I want to start introducing you all to the different options for sustainable building materials that I will be using in The COMET. Though I’ll have to choose just one insulation and one kind of flooring, I’m going to detail many of the most popular options for green building/finishing projects (and some less popular, more alternative ones as well), so that you can see what’s out there for your own project. For example, there are a plethora of sustainable flooring options, but some are better suited to certain applications than others.
The products that I choose to use in The COMET have to take into consideration a few more factors than if I was building a house (small or average sized). I have to factor in how each product or material I use will react with moisture, because in such a small space, just a human’s breath can create moisture issues if the structure isn’t built and insulated correctly. I also have to consider indoor air quality: how will each product/material affect the indoor air quality of The COMET? This is very pertinent also because of the tiny space within campers. Also, the fact the The COMET is mobile means that I have to assess how each material will react under the stress of motion.

So keep an eye out for these materials and systems overviews (I’ll also talk about different options for energy and water systems). I want to give you an idea of what’s out there so you can choose the best material/system for your project. Of course, I’ll let you know what material I have chosen to use in The COMET and why, when I do.

I’ll start with INSULATION:

There are a few options for eco- and human- friendly insulation, any of which are better than traditional fiberglass insulation.
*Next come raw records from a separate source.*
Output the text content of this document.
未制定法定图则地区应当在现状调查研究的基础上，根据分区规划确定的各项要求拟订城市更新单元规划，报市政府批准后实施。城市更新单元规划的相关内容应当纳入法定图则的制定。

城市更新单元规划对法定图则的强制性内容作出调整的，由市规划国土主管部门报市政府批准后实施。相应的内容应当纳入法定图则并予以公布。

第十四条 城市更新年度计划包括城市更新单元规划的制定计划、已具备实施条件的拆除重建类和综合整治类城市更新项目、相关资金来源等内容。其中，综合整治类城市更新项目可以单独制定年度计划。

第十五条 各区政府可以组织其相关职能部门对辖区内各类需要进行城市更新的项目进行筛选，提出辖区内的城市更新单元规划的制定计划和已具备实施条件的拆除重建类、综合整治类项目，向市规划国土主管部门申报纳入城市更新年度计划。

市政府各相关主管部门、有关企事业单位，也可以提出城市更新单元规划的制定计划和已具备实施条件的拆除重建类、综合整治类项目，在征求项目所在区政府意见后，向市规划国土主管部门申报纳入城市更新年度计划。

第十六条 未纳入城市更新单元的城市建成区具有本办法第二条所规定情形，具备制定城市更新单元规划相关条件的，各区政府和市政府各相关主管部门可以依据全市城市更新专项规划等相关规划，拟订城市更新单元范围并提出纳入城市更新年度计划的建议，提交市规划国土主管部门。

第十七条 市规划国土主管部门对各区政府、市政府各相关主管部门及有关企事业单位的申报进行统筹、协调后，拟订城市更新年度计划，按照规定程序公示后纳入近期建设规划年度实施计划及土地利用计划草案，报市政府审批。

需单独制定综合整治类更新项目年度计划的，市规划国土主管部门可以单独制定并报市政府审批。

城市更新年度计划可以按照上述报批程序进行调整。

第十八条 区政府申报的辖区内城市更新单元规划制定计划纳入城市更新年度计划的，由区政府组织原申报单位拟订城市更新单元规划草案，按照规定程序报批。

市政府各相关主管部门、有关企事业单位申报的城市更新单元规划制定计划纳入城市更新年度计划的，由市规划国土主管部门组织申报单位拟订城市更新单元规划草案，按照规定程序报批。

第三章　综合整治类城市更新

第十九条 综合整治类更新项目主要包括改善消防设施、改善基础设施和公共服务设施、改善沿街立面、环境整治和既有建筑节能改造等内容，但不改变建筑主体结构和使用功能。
Most natural insulation options are great for DIYers because they are not harmful, toxic, or dangerous, and therefore easy for non-professionals to install, and I think that’s a really important advantage.
For camper application (assuming your in an older camper), you’re going to need an insulation that isn’t very thick, as the space between the outer metal shell and the walls inside is only a few inches. Thought the thinner batts don’t have the highest R-value, they are better suited to campers because it will let moisture pass through to the outside and campers are so small they don’t need tons of insulation. I was in The COMET (which has no heat and broken windows) the other day, and it was super warm despite the 30 degree weather outside. It don’t take much, in a camper!

UltraTouch denim insulation: This super soft insulation comes in rolls/batts in both 24″ and 16″ widths (standard stud sizes). It comes in many different thicknesses and corresponding R-values. UltraTouch is made from 100% recycled blue jeans, and it’s awesome because you can actually see the little pieces of denim in the fibers. Interesting to note, and something that I learned when I visited the G Green Design Center in Mashpee – Ultra Touch is only made from men’s jeans, because women’s jeans have to much stretchy material? hmm…

Natural Sheeps Wool insulation: There are a few different brands of this natural wool insulation and it comes in a few different forms: loose, batts, rolls, etc. It’s probably the most expensive eco-friendly insulation option, depending on where it comes from – but again, these products become more affordable in a tiny space.

Loose cellulose: Made form recycled newspaper, this loose insulation gets blown into walls.

Natural Fiberglass insulation: This fiberglass insulation is similar to the regular stuff but has no formaldehyde or nasty chemicals. It’s still fiberglass though, and therefore not a great DIY product and not fun to touch.

Soy-based spray foam: I don’t like this option as much because it isn’t very DIY-friendly and it’s not soft like UltraTouch or sheepswool, but it’s still a great option. I think it has the best R-values, but I’m not sure of the pricing so that’s something to consider.


As long as it is good for interior air quality, any of these green insulation options are good alternatives to traditional fiberglass. I’ll most likely end up using UltraTouch (the 3.5 inch thick R13 one), but lately I’ve been thinking about using both UltraTouch and Sheepswool because I want to showcase both and both are fun to touch and interact with.